Gold mining is particularly damaging in this respect as the metal content of gold deposits is at best expressed as parts per million. Miners at Gold Strike mine in Nevada – the largest in USA move about 3, 25,000 tons of ore to produce about 50 kg of gold per year.

In Amazon basin, Brazil, miners use a technique called hydraulic mining which involves blasting the gold bearing hillside with high pressure stream of water following by guiding the sediments through ducts where the gold being heavier settles down from tons of non-valuable material.

This silt and sediments are finally washed down into some local stream. The practice has silted local rivers and lakes while the use of mercury to trap gold from sediments has contaminated large areas. Miners release an estimated 100 tons of mercury into the waters of Amazon river annually.

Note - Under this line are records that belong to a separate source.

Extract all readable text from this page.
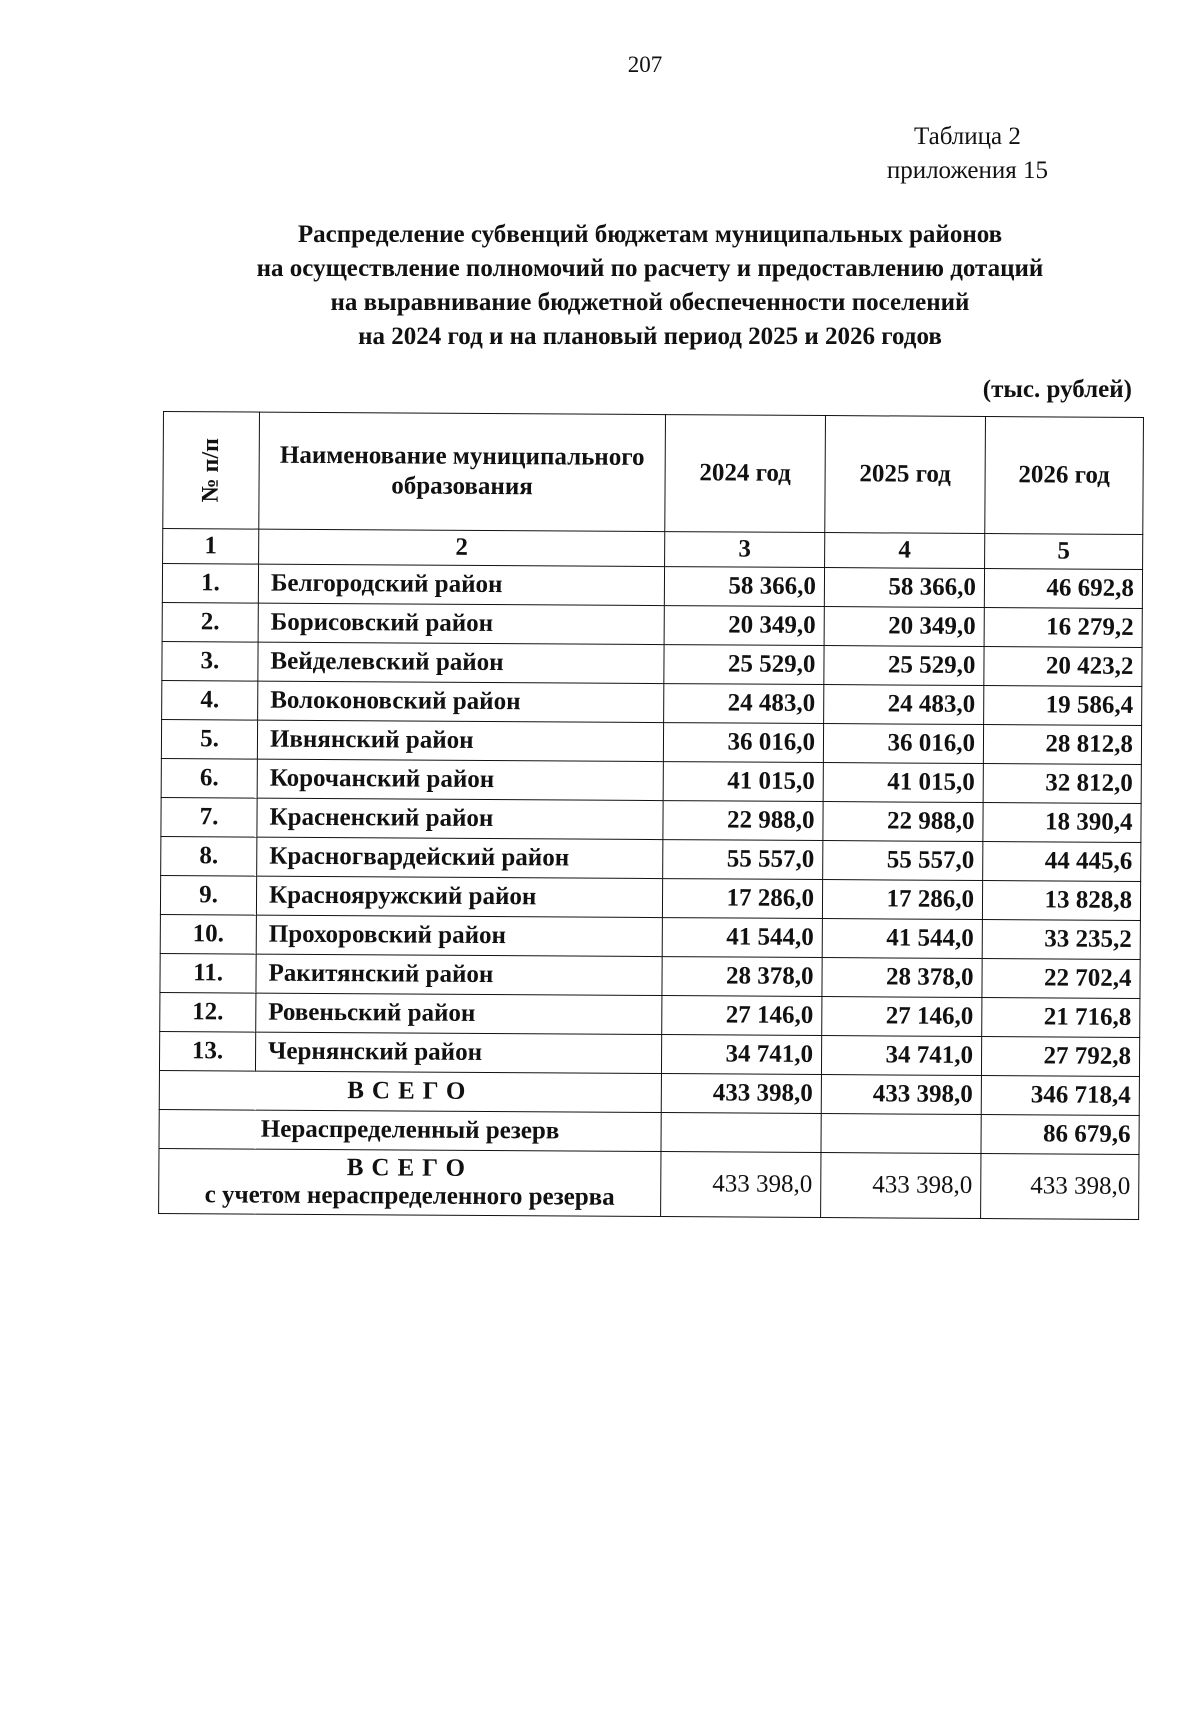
207
Таблица 2
приложения 15
Распределение субвенций бюджетам муниципальных районов
на осуществление полномочий по расчету и предоставлению дотаций
на выравнивание бюджетной обеспеченности поселений
на 2024 год и на плановый период 2025 и 2026 годов
(тыс. рублей)
№ п/п	Наименование муниципального образования	2024 год	2025 год	2026 год
1	2	3	4	5
1.	Белгородский район	58 366,0	58 366,0	46 692,8
2.	Борисовский район	20 349,0	20 349,0	16 279,2
3.	Вейделевский район	25 529,0	25 529,0	20 423,2
4.	Волоконовский район	24 483,0	24 483,0	19 586,4
5.	Ивнянский район	36 016,0	36 016,0	28 812,8
6.	Корочанский район	41 015,0	41 015,0	32 812,0
7.	Красненский район	22 988,0	22 988,0	18 390,4
8.	Красногвардейский район	55 557,0	55 557,0	44 445,6
9.	Краснояружский район	17 286,0	17 286,0	13 828,8
10.	Прохоровский район	41 544,0	41 544,0	33 235,2
11.	Ракитянский район	28 378,0	28 378,0	22 702,4
12.	Ровеньский район	27 146,0	27 146,0	21 716,8
13.	Чернянский район	34 741,0	34 741,0	27 792,8
ВСЕГО		433 398,0	433 398,0	346 718,4
Нераспределенный резерв				86 679,6

ВСЕГО
с учетом нераспределенного резерва		433 398,0	433 398,0	433 398,0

In North America, miners use ‘Heap Leaching’ a technique which allows gold extraction from a very low grade ore. The technique involves sprinkling of cyanide solution over a heap of low grade ore. While trickling down the solution dissolves gold. It is collected and later gold is recovered from it. Both cyanide solution reservoirs and contaminated tailings are left behind after the gold extraction.

These pose hazards to wild life and threaten surface waters as well as under-ground acquifers. In October 1990 about 45 million litres of cyanide solution from a reservoir at Brewer Gold Mine, South Carolina, spilled over into a tributary of local Lynch River, killing more than 10,000 fishes. Thousands of birds die each year when they mistakenly consume cyanide solution from these impoundments.

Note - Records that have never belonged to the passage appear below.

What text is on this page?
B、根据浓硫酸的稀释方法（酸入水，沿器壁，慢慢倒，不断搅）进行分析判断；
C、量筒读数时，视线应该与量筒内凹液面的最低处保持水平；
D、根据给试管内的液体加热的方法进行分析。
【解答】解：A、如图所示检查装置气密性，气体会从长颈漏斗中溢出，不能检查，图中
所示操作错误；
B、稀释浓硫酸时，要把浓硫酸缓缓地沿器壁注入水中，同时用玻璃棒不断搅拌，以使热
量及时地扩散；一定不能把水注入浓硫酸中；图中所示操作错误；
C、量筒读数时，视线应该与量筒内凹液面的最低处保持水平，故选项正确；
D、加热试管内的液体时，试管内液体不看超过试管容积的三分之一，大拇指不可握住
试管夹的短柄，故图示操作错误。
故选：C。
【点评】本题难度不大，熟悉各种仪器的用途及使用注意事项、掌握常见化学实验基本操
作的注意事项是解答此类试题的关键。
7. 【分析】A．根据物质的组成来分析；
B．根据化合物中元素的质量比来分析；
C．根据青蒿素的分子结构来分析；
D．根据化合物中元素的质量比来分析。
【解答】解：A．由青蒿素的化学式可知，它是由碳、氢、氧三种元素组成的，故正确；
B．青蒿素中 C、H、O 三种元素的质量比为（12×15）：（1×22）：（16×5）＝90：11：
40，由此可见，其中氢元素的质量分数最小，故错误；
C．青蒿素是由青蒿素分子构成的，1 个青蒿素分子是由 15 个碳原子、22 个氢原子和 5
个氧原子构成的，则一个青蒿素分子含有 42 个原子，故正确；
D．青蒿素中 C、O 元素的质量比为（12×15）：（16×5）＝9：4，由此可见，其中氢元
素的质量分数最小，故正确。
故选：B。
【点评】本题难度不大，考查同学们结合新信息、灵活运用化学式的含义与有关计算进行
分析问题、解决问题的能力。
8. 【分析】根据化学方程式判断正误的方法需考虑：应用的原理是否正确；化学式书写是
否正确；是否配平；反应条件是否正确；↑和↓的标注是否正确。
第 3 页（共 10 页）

4. Pollution Caused by Heavy Energy Requirement of Mining Industry:

Moving huge amounts of sand silt and clay etc. requires energy. Concentration of ore requires energy. Smelting and refining operations require energy. Electrolytic processes used for refining of some metals, like Aluminium, require energy.

Disposal of solid or liquid wastes or tailings requires energy. Transpor­tation of solid or liquid wastes or tailings requires energy. Transportation of finished products re­quires energy. The overall worldwide requirement of energy in mining industry adds up to an enor­mous amount. This energy comes from diverse sources which mostly include fire-wood, coal, petro­leum, natural gas and electricity. In order to provide energy to mining industry a huge quantity of these materials are burned which causes a variety of pollution problems.